Бровальский глянул на пленных. Десятки разных глаз со страшным напряжением смотрели на поле. И то, что происходило там, происходило в них самих. Но уже некоторые не смотрели туда. Отведя глаза, они стояли с замкнутым, беспокойным выражением, как бы не присутствуя при этом. Мысленно они уже отдали этого красноармейца и отделились, боясь только, как бы все связанное с ним не перенеслось на них. И вот это было самое страшное: разделение, начавшееся в людях, производимое одним из колес работавшей машины.
Красноармеец опять упал, но поднялся и теперь бежал сюда, а за ним, для большего устрашения пригибаясь к рулю, несся мотоциклист, под громкий хохот на площади. Бровальский увидел резко лицо красноармейца. Белое, выстиранное потом, с провалами глаз и щек, с черным провалом рта, захватывающего воздух, с выступавшими в расстегнутом воротнике мокрыми ключицами. Задыхающийся, загнанный до той стадии, когда человек ничего уже не способен понимать, а может бежать только, пока не упадет, он бежал на них. Он был одним из них, такой же, как они, он был их частью, но только они стояли под охраной, а за ним гнались на их глазах. И он бежал сейчас к ним. Но тут другой мотоциклист, с треском вылетев из-за дома, перерезал ему путь и погнал обратно в поле.

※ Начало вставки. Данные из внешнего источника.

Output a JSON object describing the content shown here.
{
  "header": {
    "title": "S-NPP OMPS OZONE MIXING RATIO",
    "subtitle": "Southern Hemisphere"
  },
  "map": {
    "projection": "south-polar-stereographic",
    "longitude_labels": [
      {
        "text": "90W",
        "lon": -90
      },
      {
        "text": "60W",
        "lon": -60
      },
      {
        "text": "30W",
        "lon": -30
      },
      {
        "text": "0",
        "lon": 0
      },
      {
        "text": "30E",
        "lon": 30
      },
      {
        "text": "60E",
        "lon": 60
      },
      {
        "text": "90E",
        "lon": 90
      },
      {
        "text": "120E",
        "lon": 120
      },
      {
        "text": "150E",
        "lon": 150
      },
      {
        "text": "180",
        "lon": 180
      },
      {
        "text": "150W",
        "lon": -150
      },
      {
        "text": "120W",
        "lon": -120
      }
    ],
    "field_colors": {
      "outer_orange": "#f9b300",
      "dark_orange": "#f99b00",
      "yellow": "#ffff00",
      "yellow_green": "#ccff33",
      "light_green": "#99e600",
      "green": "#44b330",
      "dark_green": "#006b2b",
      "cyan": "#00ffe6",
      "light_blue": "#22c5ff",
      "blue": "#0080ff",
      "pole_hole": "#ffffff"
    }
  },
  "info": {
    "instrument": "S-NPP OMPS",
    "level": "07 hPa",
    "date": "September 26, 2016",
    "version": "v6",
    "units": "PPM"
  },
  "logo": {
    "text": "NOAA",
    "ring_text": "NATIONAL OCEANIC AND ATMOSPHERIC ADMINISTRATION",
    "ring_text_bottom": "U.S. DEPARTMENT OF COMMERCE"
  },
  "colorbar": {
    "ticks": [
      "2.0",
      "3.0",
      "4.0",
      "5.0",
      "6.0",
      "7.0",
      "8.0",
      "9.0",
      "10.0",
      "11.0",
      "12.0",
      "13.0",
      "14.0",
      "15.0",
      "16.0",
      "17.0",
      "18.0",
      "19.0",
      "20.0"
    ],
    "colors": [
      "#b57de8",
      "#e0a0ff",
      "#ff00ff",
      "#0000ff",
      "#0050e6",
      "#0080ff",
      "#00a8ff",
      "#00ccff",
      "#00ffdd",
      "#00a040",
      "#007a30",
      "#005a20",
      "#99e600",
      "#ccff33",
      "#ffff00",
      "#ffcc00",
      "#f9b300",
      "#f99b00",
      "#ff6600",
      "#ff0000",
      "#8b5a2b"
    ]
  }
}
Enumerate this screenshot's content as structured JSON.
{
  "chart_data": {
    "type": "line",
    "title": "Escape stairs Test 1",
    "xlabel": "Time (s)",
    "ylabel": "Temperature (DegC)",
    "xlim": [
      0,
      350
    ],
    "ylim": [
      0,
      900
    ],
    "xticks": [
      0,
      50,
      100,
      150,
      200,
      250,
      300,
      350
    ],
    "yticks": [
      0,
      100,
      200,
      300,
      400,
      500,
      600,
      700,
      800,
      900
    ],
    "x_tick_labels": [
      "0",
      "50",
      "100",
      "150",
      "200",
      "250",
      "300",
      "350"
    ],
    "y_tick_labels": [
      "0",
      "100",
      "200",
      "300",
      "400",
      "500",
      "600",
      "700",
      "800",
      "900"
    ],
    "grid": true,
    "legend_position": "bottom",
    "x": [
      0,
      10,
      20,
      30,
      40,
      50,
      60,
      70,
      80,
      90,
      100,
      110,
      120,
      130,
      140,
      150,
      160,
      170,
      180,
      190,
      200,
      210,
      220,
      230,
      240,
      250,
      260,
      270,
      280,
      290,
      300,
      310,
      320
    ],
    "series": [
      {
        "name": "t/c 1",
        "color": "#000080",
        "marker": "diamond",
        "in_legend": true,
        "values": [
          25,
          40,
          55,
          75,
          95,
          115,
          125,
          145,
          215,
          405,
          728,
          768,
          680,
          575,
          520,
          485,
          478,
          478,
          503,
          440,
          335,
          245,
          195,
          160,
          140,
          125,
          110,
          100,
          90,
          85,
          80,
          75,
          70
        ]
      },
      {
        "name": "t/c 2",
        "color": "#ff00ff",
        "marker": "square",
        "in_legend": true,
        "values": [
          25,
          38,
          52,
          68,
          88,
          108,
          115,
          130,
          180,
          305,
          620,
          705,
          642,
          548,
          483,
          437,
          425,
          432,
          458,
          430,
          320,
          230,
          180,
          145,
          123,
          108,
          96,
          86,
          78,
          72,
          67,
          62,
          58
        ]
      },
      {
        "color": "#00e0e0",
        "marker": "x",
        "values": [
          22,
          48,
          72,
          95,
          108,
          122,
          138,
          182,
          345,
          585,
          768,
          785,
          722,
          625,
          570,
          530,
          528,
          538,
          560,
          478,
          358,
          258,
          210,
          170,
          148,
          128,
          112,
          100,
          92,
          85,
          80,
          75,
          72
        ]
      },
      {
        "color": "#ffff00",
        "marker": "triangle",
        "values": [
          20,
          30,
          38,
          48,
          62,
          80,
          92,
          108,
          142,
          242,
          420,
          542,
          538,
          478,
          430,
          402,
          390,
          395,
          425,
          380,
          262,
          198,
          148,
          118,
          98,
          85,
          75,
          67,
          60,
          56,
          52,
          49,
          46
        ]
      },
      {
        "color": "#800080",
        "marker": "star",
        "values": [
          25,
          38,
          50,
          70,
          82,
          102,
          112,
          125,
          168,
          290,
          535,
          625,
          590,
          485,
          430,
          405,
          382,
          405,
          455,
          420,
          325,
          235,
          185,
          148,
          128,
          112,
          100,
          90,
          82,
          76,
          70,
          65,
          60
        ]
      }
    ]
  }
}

И в тот же момент Бровальский, порвав в себе общую цепь, сковавшую всех, вышел из рядов мимо часового. Он шел через площадь, неся прижатой к телу правую раненую руку, не думая о том, что в него могут выстрелить или остановить. Шел, как человек, имеющий право. Если бы он метнулся или побежал, в часовом сам собою сработал бы древний инстинкт, наиболее остро проявляющийся в собаках и в людях при виде бегущего. Но Бровальский не бежал и шел не от опасности, а к ней по прямой через площадь, сокращая расстояние. И часовой, для которого и он и все пленные только что были общей толпой, над которой он чувствовал неизмеримое превосходство вооруженного над невооруженным, шел за ним с наставленным автоматом, не решаясь сделать что-либо, словно конвоировал его.
На площади немцы тоже увидели и оборачивались, иные с интересом ожидая, что их еще повеселят. Они были все вместе и вооружены, а он один, ранен, и солдат с автоматом шел за ним, не отпуская далеко. И все же что-то в этом раненом командире, который один шел на них, было такое, что передавалось на расстоянии, как тревога.
Из всех лиц немцев, слившихся в одно, Бровальский видел сейчас только лицо офицера и в него смотрел мрачно блестевшими глазами. Стал вдруг отчетливо слышен треск мотоцикла за деревней. В наступившей тишине все почувствовали: что-то должно случиться. Это чувствовали пленные, боясь и радуясь, чувствовали немцы.
— Прекратите представление! — тихо от душившей его ненависти сказал по-немецки Бровальский, настолько тихо, что никто из пленных на отдалении не расслышал. Они только видели, как он что-то сказал.